Pendant près de trente ans, ma vie a tourné autour de mes enfants. Planification des costumes d'Halloween et des repas scolaires ; choisir des camps, des cours et des vacances ; les encourager lors de récitals et de pièces de théâtre, de tests SAT et d'inscriptions à l'université. Il était, bien sûr, naturel qu'ils veuillent - et devraient - me quitter. J'étais follement et heureusement amoureux, et impatient de ramener mon nid à New York, l'endroit que j'avais manqué depuis que je l'avais quitté en 1993. Mais le chagrin prend toutes ses formes.
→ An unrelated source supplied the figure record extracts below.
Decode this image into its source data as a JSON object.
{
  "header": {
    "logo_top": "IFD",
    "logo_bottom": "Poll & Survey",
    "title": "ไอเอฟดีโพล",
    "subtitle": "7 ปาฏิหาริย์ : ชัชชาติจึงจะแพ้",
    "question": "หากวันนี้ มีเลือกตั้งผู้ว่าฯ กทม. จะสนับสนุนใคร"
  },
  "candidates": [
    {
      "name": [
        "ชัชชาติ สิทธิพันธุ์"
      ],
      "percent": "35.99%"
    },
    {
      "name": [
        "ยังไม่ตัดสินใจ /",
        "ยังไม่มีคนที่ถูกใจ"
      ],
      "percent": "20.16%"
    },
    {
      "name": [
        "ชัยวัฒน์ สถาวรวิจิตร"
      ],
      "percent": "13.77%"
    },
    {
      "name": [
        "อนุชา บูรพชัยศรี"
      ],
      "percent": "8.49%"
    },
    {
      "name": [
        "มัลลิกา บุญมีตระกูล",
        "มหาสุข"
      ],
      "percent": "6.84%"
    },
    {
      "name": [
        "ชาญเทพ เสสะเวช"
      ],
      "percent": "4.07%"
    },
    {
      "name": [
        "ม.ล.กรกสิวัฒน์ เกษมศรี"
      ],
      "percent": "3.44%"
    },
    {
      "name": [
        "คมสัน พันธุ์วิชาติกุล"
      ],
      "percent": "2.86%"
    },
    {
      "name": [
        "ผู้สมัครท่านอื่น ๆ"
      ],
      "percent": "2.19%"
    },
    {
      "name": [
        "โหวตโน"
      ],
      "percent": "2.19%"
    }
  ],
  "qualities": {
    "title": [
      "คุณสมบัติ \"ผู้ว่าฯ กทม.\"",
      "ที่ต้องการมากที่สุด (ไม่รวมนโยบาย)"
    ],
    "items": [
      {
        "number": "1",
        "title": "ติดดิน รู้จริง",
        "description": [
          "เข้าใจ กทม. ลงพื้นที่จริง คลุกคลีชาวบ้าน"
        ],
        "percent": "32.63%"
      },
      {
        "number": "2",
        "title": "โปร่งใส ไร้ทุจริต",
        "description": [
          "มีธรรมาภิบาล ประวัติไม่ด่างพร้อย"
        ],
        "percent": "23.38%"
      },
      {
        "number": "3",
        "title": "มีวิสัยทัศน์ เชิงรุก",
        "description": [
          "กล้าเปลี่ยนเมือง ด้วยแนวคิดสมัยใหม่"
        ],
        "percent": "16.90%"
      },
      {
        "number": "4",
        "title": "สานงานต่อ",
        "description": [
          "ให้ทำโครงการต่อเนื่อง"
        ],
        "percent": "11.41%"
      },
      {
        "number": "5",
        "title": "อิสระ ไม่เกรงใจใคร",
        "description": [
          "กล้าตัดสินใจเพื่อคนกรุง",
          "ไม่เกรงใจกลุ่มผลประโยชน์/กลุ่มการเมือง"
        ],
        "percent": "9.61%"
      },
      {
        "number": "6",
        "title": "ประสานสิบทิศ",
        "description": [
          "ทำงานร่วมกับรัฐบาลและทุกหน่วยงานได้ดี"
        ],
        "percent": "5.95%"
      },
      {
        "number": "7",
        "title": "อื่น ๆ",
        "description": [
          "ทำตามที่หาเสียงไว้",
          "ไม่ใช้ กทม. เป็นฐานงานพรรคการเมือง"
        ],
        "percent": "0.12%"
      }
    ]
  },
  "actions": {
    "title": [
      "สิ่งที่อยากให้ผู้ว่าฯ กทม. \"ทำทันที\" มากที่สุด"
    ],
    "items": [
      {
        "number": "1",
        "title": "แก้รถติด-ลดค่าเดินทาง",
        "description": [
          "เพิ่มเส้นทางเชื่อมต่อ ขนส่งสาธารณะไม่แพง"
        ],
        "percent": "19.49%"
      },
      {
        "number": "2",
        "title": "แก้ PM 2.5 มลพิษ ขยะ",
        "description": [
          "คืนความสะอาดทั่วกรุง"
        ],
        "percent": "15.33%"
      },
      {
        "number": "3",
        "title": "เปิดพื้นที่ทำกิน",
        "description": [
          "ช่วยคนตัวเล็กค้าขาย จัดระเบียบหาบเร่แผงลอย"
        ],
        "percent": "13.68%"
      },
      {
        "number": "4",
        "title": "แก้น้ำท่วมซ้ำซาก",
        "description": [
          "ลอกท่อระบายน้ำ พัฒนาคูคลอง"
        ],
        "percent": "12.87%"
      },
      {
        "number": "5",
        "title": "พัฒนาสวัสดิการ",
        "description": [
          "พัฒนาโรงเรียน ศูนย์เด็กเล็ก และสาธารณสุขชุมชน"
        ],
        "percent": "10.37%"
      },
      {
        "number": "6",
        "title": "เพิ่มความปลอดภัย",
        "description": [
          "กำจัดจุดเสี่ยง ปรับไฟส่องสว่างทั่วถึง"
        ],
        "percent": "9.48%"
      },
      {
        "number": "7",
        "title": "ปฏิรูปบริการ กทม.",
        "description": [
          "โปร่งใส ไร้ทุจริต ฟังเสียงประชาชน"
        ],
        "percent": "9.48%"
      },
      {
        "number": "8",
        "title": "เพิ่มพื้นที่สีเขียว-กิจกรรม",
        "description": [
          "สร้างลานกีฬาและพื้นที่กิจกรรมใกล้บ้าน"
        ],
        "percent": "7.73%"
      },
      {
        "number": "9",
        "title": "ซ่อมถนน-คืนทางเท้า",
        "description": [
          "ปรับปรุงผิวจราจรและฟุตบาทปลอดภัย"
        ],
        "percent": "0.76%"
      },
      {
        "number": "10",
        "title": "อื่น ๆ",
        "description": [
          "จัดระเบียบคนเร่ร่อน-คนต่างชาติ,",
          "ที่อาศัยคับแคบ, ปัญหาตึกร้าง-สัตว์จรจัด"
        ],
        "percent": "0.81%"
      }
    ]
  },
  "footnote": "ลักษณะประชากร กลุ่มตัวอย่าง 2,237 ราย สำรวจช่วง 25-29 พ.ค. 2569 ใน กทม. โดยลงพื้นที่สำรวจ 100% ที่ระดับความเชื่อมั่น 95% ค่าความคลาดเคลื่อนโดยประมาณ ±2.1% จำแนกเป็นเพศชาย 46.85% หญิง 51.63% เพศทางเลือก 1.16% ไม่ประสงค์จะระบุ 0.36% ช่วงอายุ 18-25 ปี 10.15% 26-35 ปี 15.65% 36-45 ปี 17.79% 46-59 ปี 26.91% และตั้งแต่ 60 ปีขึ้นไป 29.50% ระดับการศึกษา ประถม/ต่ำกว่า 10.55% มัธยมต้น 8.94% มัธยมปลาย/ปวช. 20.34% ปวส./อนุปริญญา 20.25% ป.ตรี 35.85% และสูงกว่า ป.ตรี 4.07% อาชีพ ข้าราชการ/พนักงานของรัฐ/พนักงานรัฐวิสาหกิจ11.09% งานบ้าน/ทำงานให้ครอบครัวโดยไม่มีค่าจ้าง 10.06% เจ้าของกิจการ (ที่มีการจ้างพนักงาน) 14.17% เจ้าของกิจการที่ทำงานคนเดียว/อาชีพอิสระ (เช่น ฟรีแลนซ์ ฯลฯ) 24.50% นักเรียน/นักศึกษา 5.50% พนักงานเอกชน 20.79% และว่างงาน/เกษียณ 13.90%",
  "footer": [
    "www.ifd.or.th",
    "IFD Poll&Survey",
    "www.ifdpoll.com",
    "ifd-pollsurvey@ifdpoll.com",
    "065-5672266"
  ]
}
Et avec ça, le sentiment que tu ne sais pas comment gérer ça, ces changements, ces dénouements. Même les heureux.
Un été de rouges profonds et de roses vifs, et Annabelle a déménagé à l'université et je suis retourné à Greenwich Village, emportant ma couverture toujours plus grande avec moi comme un Linus d'âge moyen. Un après-midi, alors que je tricotais avec un œil sur Nicola Walker sur ma télévision et les bruits de rires et de construction de la ville derrière ma fenêtre, je me suis soudainement arrêté. 2022 touchait à sa fin; ma couverture me l'a montré. Certaines constellations de couleurs et de mathématiques me rappelaient une dure réalité que j'avais tenté d'ignorer : Grace était morte depuis vingt ans.
Ces premiers anniversaires ont été marqués par un flou de cuisiner son dîner préféré et de pleurer sous la douche. Ensuite, ce sont les grands qui m'ont renversé : dix ans, l'année où elle aurait eu dix-huit ans, l'année où elle aurait obtenu son diplôme universitaire. Maintenant ça. Deux décennies sans elle, ma fille à la voix rauque et aux lunettes. La couverture drapée sur mes genoux ressemblait plus à un cocon qu'à un projet de tricot. Je voulais grimper dessous et m'y cacher. En fait, c'est exactement ce que j'ai fait cette nuit-là. Cela ne ressemblait pas à une réaction excessive de faire cela. Si la société pensait que je n'aurais pas dû, alors la société – et les psychiatres – avaient tort. Peut-être qu'ils n'avaient jamais perdu quelque chose d'aussi précieux.
J'avoue que parfois c'est trop. Mais alors, non ? Ne devrais-je pas encore manquer d'entrer dans la maison de ma mère et de sentir les boulettes de viande frites sur la cuisinière et de la trouver assise à la table de la cuisine avec une tasse de café et une cigarette ? Ne devrais-je pas me demander, douloureusement, quelles merveilles mon frère ferait maintenant s'il avait dépassé la trentaine ? Ne devrais-je pas aspirer à une autre nuit de pizza et de bière avec mon père ? Et Grâce. Est-ce vraiment un trouble mental pour les bras d'une mère de souffrir encore de l'étreinte dont elle sait qu'elle ne reviendra plus jamais ? Ou est-ce juste cette chose désordonnée et glorieuse appelée la vie ? Faire le deuil pour toujours, alors même que nous retombons amoureux, célébrer ce que nous avons encore, construire de nouveaux nids. Tricoter une couverture si grande qu'elle couvre tous les trous de nos cœurs.